The creation narratives tell us that
“God said …” and today we read that “the Lord said … “ and he speaks directly and personally to men and women. To Adam and Eve he asks “what have you done?” This Sunday we are told: “I will go down to see whether they have done … I will know.” Indeed, he went down, saw and knew. This is a splendid fore-image of, and can be seen as such, the Father’s motivation in sending his Son – even “for the sake of ten.” As “Abraham still stood before the Lord” so Jesus stood and still stands before his and OUR Father.
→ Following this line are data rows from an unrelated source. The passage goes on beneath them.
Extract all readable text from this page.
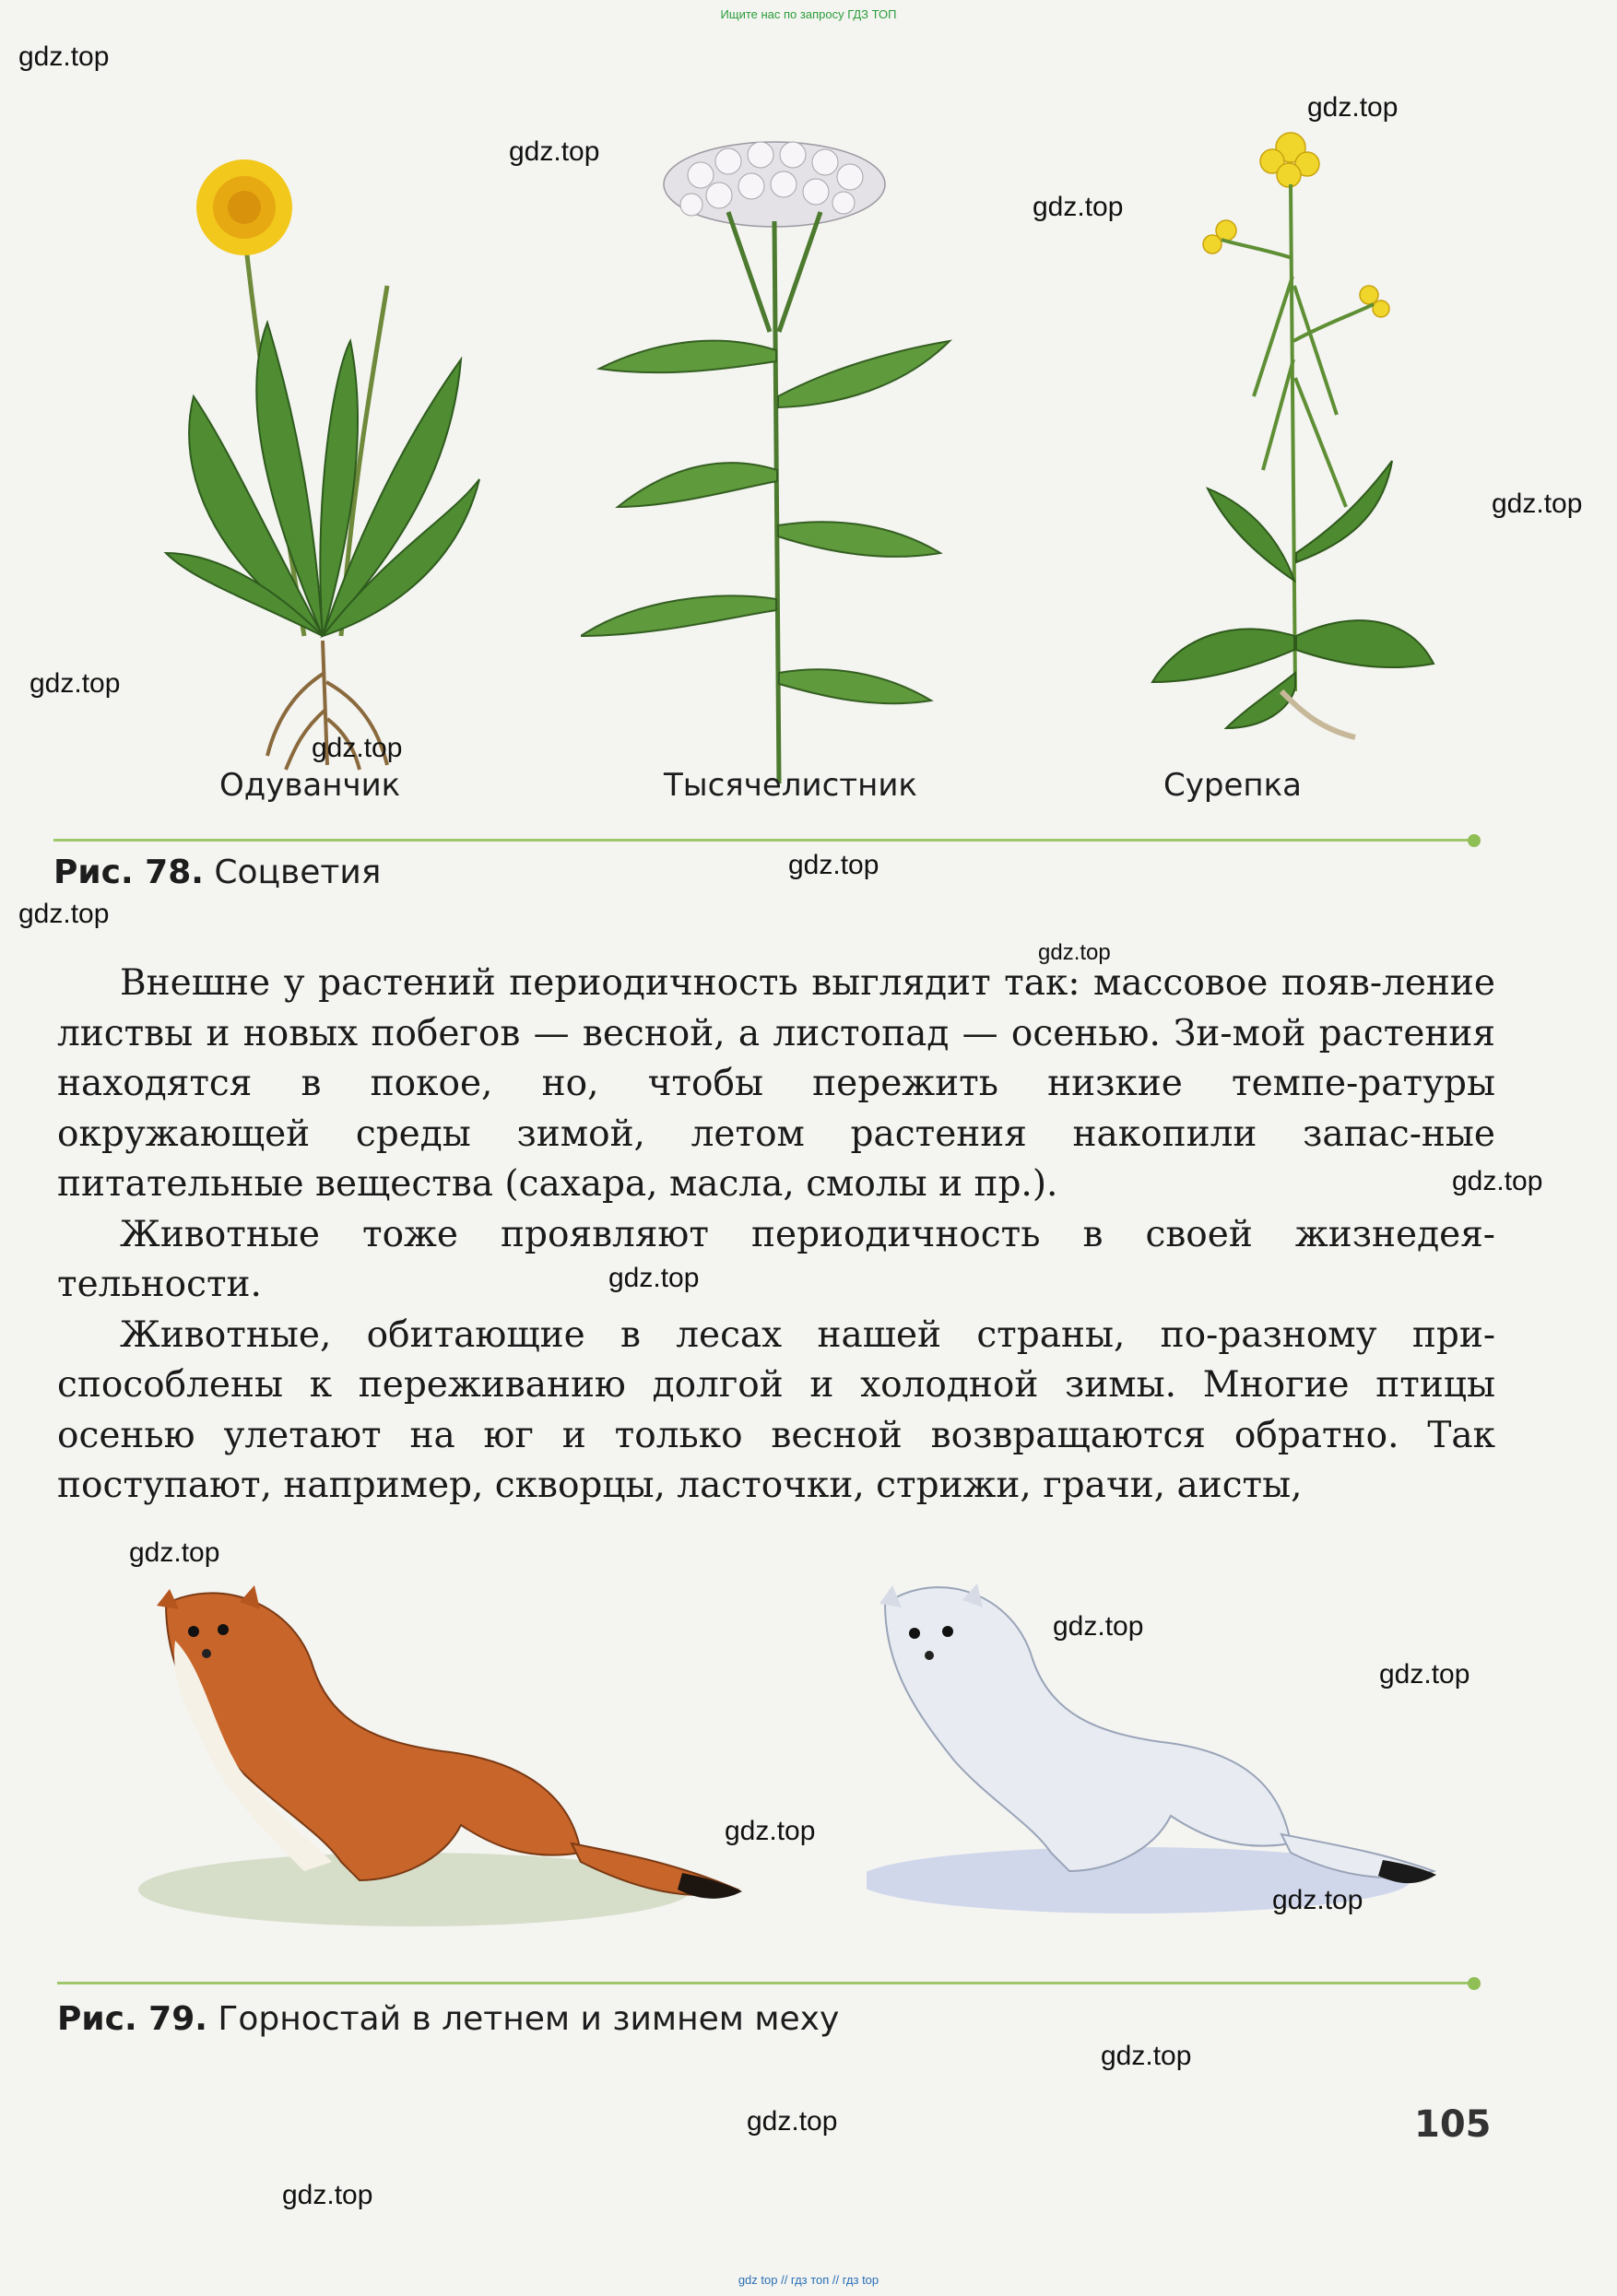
Ищите нас по запросу ГДЗ ТОП
Одуванчик	Тысячелистник	Сурепка
Рис. 78. Соцветия

Внешне у растений периодичность выглядит так: массовое появ-ление листвы и новых побегов — весной, а листопад — осенью. Зи-мой растения находятся в покое, но, чтобы пережить низкие темпе-ратуры окружающей среды зимой, летом растения накопили запас-ные питательные вещества (сахара, масла, смолы и пр.).

Животные тоже проявляют периодичность в своей жизнедея-тельности.

Животные, обитающие в лесах нашей страны, по-разному при-способлены к переживанию долгой и холодной зимы. Многие птицы осенью улетают на юг и только весной возвращаются обратно. Так поступают, например, скворцы, ласточки, стрижи, грачи, аисты,

Рис. 79. Горностай в летнем и зимнем меху
105
gdz.top
gdz.top
gdz.top
gdz.top
gdz.top
gdz.top
gdz.top
gdz.top
gdz.top
gdz.top
gdz.top
gdz.top
gdz.top
gdz.top
gdz.top
gdz.top
gdz.top
gdz.top
gdz.top
gdz.top
gdz top // гдз топ // гдз top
Like Abraham he pleads “will you not spare it for the fifty” or for the decreasing numbers of the repeated petitions. “O let not the Lord be angry.”
Here we find the faith and confidence to pray the prayer Jesus taught us
. It is the faith expressed by the Church Itself in the liturgy of the Eucharist when we are invited by the celebrant to “let us make bold (dare) to say – Our Father.” It is the same faith expressed by the Psalmist in TODAY’S PSALM [138 or 137] when it prays “on the day I called, you answered me, Lord, you increased the strength of my soul … you give me life … you stretch out your hand.” It is also the reason why we start the Lord’s Prayer with praise – “hallowed be thy name” – and ask that his “kingdom come” – the kingdom which was saved on our behalf by Christ. Together with Abraham we pray “O let not the Lord be angry, and I will speak again.”So we dare to say and are bold indeed …. “to speak again.” Again and again and again – over and over. Then, as the Psalm prays “your right hand will save me; the Lord will accomplish this for me.” This is the reason that today Saint Paul is able to assure us that we “were also raised with him through faith in the working of God.”
All of this is confirmed in
TODAY’S GOSPEL [LUKE 11: 1 – 13]. There we read of the Father’s response to our petitions for forgiveness, strength and courage to continue with our battle against our sinfulness. “What father among you if his son asks for a fish, will instead give him a serpent” …. or a scorpion for an egg. “How much more will the heavenly Father give …” He ‘gave’ in the face of Abraham’s persistent prayer and in today’s Gospel Jesus tells us that “he will rise and give him whatever he needs.”
The emphasis at the start of this week’s reflection on our need to be much more aware of our sinfulness and the cost of our ransom from its permanent effects was not intended (and should not be seen) as an effort to develop any tendency to an unhealthy and guilty preoccupation with guilt. Rather, it should engender an awareness of our basic need to
“ask, and it will be given; seek and you will find, knock, and it will be opened to you.”
This is why we dare and are bold enough to say “OUR FATHER.”